Kultur

Debatten statt Debakel: ZDF-Unbubble bringt mit «13 Fragen» divergente Positionen an den Tisch

Das Format «13 Fragen» von ZDF-Unbubble versammelt Menschen mit unterschiedlichen Haltungen und sucht nicht den Knockout, sondern Kompromisse. Moderiert wird die Sendung von Salwa Houmsi, Jo Schück und seit diesem Jahr Wyn Matthiesen.

Debatten statt Debakel: ZDF-Unbubble bringt mit «13 Fragen» divergente Positionen an den Tisch
©Illustration KI Vera Lehmann / news10.ch

Ein anderes Debattenbild im Fernsehen

In einer Zeit, in der Talkshows oft als Bühne für Konfrontation gelten, setzt das Debattenformat «13 Fragen» von ZDF-Unbubble auf ein anderes Prinzip: nicht gegeneinander, sondern miteinander diskutieren. Die Sendung lädt six Gäste ein, die öffentlich ihre Auffassungen zu einer klar formulierten Fragestellung darstellen. Drei vertreten die Pro-Seite im grünen Feld, drei die Kontra-Seite im gelben Feld. Moderiert wird das Format von Salwa Houmsi und Jo Schück, seit diesem Jahr ergänzt Wyn Matthiesen das Moderationsteam.

Worum es geht — und wie

Das Konzept verzichtet bewusst auf die Suche nach dem letzten Wort. Stattdessen werden Unterschiede sichtbar gemacht und zugleich Wege zu Verständigung ausgelotet. Eine exemplarische Frage lautete:

"Reicht es mit der Sichtbarkeit der LGBTQ+-Community?"
Der Gesprächsrahmen zielt darauf ab, aus Kontroversen einen Dialog entstehen zu lassen, der nicht auf Empörung, sondern auf Nachvollziehbarkeit setzt.

Format, Moderation und Bemerkungen

Die deutliche räumliche und farbliche Trennung der Positionen — grün für Pro, gelb für Kontra — strukturiert das Gespräch und macht die jeweiligen Argumentationsstränge für das Publikum nachvollziehbar.
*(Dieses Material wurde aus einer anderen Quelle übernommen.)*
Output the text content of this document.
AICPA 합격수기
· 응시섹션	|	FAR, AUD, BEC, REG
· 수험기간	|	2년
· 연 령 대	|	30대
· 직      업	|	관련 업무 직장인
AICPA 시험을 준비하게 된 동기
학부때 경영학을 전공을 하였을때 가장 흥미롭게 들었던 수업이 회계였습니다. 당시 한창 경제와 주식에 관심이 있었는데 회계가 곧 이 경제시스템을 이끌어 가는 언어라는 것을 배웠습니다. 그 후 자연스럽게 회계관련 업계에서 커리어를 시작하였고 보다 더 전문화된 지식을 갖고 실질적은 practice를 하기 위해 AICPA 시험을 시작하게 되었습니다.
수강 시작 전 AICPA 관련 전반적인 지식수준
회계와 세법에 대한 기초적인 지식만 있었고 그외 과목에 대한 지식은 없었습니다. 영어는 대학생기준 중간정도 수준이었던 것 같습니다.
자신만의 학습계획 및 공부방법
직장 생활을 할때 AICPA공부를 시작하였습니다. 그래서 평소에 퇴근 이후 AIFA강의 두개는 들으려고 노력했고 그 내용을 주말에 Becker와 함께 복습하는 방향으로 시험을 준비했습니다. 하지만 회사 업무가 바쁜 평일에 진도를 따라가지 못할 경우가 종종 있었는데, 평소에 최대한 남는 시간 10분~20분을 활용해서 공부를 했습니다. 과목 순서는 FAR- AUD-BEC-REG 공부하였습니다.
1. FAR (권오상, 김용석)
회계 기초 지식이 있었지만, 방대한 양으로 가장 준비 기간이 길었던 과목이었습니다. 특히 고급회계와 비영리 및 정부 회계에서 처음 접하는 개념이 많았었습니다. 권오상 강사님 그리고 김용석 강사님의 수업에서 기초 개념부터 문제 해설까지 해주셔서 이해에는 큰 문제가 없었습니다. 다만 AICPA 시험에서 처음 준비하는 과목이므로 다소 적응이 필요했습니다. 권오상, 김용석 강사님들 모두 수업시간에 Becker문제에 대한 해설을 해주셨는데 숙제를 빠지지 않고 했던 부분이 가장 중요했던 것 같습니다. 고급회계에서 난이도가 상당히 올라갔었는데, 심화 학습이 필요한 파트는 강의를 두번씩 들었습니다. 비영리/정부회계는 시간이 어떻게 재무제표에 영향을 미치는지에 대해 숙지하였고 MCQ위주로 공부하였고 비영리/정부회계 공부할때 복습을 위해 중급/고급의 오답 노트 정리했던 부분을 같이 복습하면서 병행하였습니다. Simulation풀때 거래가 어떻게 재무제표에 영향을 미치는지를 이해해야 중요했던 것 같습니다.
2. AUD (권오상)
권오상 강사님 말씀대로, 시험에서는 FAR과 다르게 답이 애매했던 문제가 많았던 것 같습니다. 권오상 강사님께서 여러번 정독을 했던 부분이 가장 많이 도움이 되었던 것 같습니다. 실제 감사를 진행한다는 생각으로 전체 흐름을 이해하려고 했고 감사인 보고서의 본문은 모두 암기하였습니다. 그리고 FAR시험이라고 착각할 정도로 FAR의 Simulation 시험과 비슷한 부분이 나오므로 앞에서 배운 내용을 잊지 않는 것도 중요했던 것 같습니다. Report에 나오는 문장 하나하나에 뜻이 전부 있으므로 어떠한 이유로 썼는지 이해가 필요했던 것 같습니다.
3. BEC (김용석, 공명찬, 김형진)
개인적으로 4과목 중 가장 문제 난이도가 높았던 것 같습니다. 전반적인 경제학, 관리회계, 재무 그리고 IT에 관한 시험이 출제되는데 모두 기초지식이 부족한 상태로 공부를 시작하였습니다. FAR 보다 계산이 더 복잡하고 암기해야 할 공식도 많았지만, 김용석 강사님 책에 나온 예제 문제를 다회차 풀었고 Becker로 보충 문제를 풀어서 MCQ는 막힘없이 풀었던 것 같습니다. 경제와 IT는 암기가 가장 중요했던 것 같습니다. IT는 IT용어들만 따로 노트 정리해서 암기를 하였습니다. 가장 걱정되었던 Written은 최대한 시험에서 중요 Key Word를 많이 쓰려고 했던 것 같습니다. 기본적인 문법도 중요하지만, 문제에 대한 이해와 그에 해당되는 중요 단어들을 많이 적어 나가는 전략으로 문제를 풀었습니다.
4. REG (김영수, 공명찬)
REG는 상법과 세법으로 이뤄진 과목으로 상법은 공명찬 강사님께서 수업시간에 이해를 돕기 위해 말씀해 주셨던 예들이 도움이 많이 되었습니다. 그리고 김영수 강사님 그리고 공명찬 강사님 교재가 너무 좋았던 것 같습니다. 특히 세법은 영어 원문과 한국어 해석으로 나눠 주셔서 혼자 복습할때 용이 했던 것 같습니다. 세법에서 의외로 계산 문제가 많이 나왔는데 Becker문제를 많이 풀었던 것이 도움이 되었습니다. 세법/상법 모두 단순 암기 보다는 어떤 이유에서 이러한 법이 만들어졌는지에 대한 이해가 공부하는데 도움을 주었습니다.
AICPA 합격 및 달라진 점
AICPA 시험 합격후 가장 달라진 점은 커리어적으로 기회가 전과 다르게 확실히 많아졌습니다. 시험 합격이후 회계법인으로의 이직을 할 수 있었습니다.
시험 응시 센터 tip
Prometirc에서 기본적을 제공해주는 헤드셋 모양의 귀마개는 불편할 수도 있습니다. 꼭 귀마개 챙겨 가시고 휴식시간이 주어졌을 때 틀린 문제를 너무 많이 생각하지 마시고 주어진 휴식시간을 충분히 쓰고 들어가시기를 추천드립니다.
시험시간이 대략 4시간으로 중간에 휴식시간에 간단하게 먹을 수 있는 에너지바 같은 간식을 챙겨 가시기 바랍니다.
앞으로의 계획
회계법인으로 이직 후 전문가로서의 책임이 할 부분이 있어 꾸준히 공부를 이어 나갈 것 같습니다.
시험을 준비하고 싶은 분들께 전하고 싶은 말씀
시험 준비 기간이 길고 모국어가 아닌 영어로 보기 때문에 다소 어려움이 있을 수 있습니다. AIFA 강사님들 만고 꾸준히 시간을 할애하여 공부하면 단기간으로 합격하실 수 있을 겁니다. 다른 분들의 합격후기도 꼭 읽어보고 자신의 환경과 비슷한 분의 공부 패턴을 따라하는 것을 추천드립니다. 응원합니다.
Die Präsenz unterschiedlicher Perspektiven, etwa einer Drag Queen und eines konservativen Journalisten in derselben Debatte, zeigt, dass das Programm bewusst auf heterogene Teilnehmendenprofile setzt, um Spannungsfelder offen zu legen und zugleich Kompromisse anzustreben.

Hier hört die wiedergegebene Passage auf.